To test that the RPM packages are installable the terraform
directory contains logic to spin up 2 Centos instances.
cd terraform
make up
SSH to the instances then run:
sudo cloud-init status --wait
Wait until the cloud-init stuff has finished, this will install Vault from the latest available package.
SCP the appropriate RPM to the instances.
Then from the instances (or dnf/yum install), for example:
sudo rpm -ivh vault_selinux-1.1-1.el7.noarch.rpm
You can check that the policy has applied properly by checking appropriate vault_t
contexts in:
ls -alZ /opt/vault
ls -alZ /var/log/vault
ls -alZ /usr/sbin/vault
ls -alZ /etc/vault.d
Or by running semanage
commands, similar to our validation logic:
sudo semanage module -l | grep vault
sudo semanage port -l | grep vault_cluster_port_t
You should then be able to start the vault server on the instance:
sudo systemctl start vault.service
From the centos user you can:
export VAULT_ADDR=http://127.0.0.1:8200
vault status
Hopefully, if you tail the audit log you shouldn't see AVC errors for vault:
sudo tail -f /var/log/audit/audit.log | grep vault
After you've initialized and unsealed vault you can also enable the audit engine to write to /var/log/vault/vault.log
vault audit enable file file_path=/var/log/vault/vault.log
Don't forget to tear down your infra after:
make down
from the terraform folder.
First, ensure you can make up
and make down
as above.
Second, place a copy of the CentOS RPM into the terraform
folder as vault_selinux.rpm
.
Then run make integration
from within the terraform
folder. This will spin up the cluster, as above, then interact with the instances, deploying the RPM, and ensuring that they can function.
Can Vault ship an RPM with these SELinux policies baked in?

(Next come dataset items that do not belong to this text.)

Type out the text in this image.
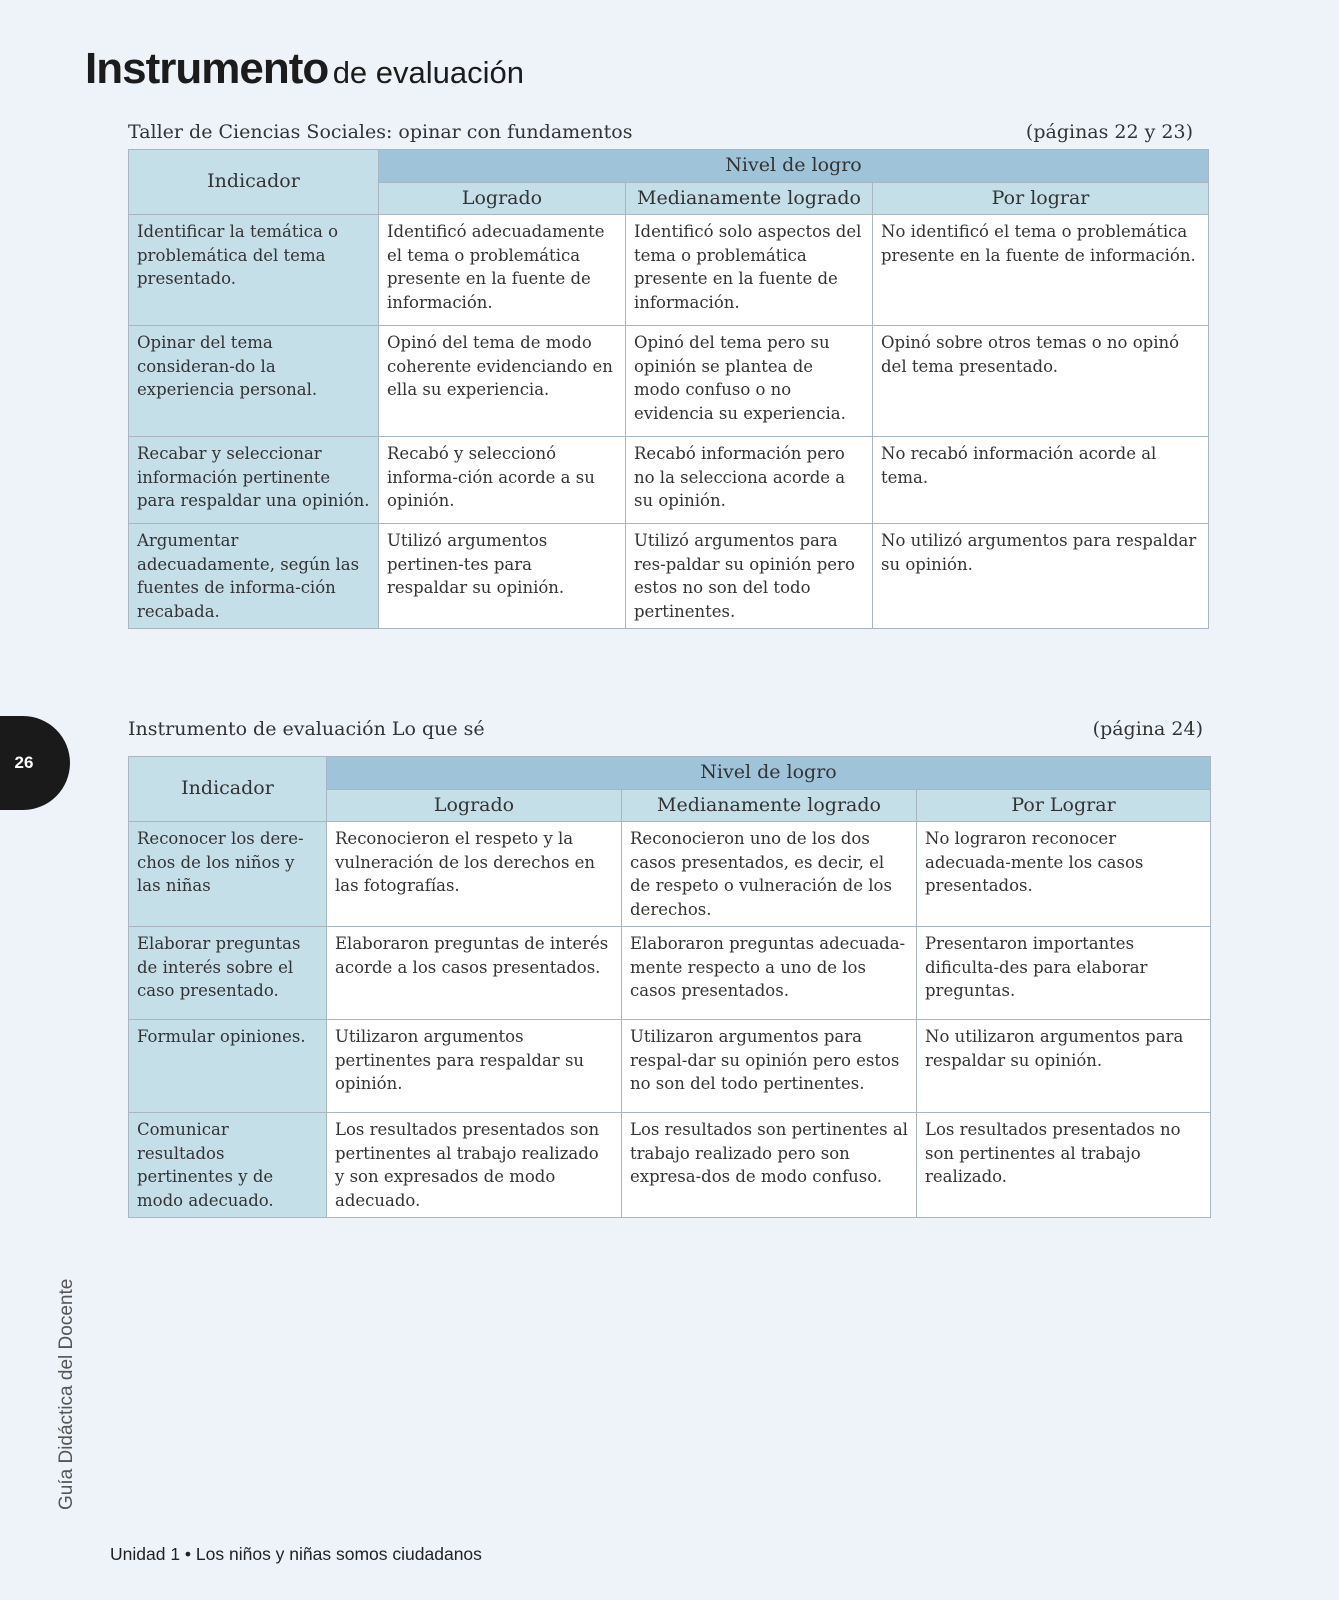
Instrumento de evaluación
Taller de Ciencias Sociales: opinar con fundamentos	(páginas 22 y 23)
Indicador	Nivel de logro		
	Logrado	Medianamente logrado	Por lograr
Identificar la temática o problemática del tema presentado.	Identificó adecuadamente el tema o problemática presente en la fuente de información.	Identificó solo aspectos del tema o problemática presente en la fuente de información.	No identificó el tema o problemática presente en la fuente de información.
Opinar del tema consideran-do la experiencia personal.	Opinó del tema de modo coherente evidenciando en ella su experiencia.	Opinó del tema pero su opinión se plantea de modo confuso o no evidencia su experiencia.	Opinó sobre otros temas o no opinó del tema presentado.
Recabar y seleccionar información pertinente para respaldar una opinión.	Recabó y seleccionó informa-ción acorde a su opinión.	Recabó información pero no la selecciona acorde a su opinión.	No recabó información acorde al tema.
Argumentar adecuadamente, según las fuentes de informa-ción recabada.	Utilizó argumentos pertinen-tes para respaldar su opinión.	Utilizó argumentos para res-paldar su opinión pero estos no son del todo pertinentes.	No utilizó argumentos para respaldar su opinión.
Instrumento de evaluación Lo que sé	(página 24)
Indicador	Nivel de logro		
	Logrado	Medianamente logrado	Por Lograr
Reconocer los dere-chos de los niños y las niñas	Reconocieron el respeto y la vulneración de los derechos en las fotografías.	Reconocieron uno de los dos casos presentados, es decir, el de respeto o vulneración de los derechos.	No lograron reconocer adecuada-mente los casos presentados.
Elaborar preguntas de interés sobre el caso presentado.	Elaboraron preguntas de interés acorde a los casos presentados.	Elaboraron preguntas adecuada-mente respecto a uno de los casos presentados.	Presentaron importantes dificulta-des para elaborar preguntas.
Formular opiniones.	Utilizaron argumentos pertinentes para respaldar su opinión.	Utilizaron argumentos para respal-dar su opinión pero estos no son del todo pertinentes.	No utilizaron argumentos para respaldar su opinión.
Comunicar resultados pertinentes y de modo adecuado.	Los resultados presentados son pertinentes al trabajo realizado y son expresados de modo adecuado.	Los resultados son pertinentes al trabajo realizado pero son expresa-dos de modo confuso.	Los resultados presentados no son pertinentes al trabajo realizado.
26
Guía Didáctica del Docente
Unidad 1 • Los niños y niñas somos ciudadanos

In short, it is not a good idea. Vault's SELinux images are not officially supported as-is; they require modification and customization to fit your particular operating environment. Creating RPMs would allow easier consumption, but our RPM repos are presently limited to only officially-supported packages. Additionally, RPM packaging wouldn't be ideal: direct modifications to the policy would result in conflicts which could overwrite any specific customization made by your organization. This may change based on customer feedback if most are happy using the packages as-is and contributing to them here.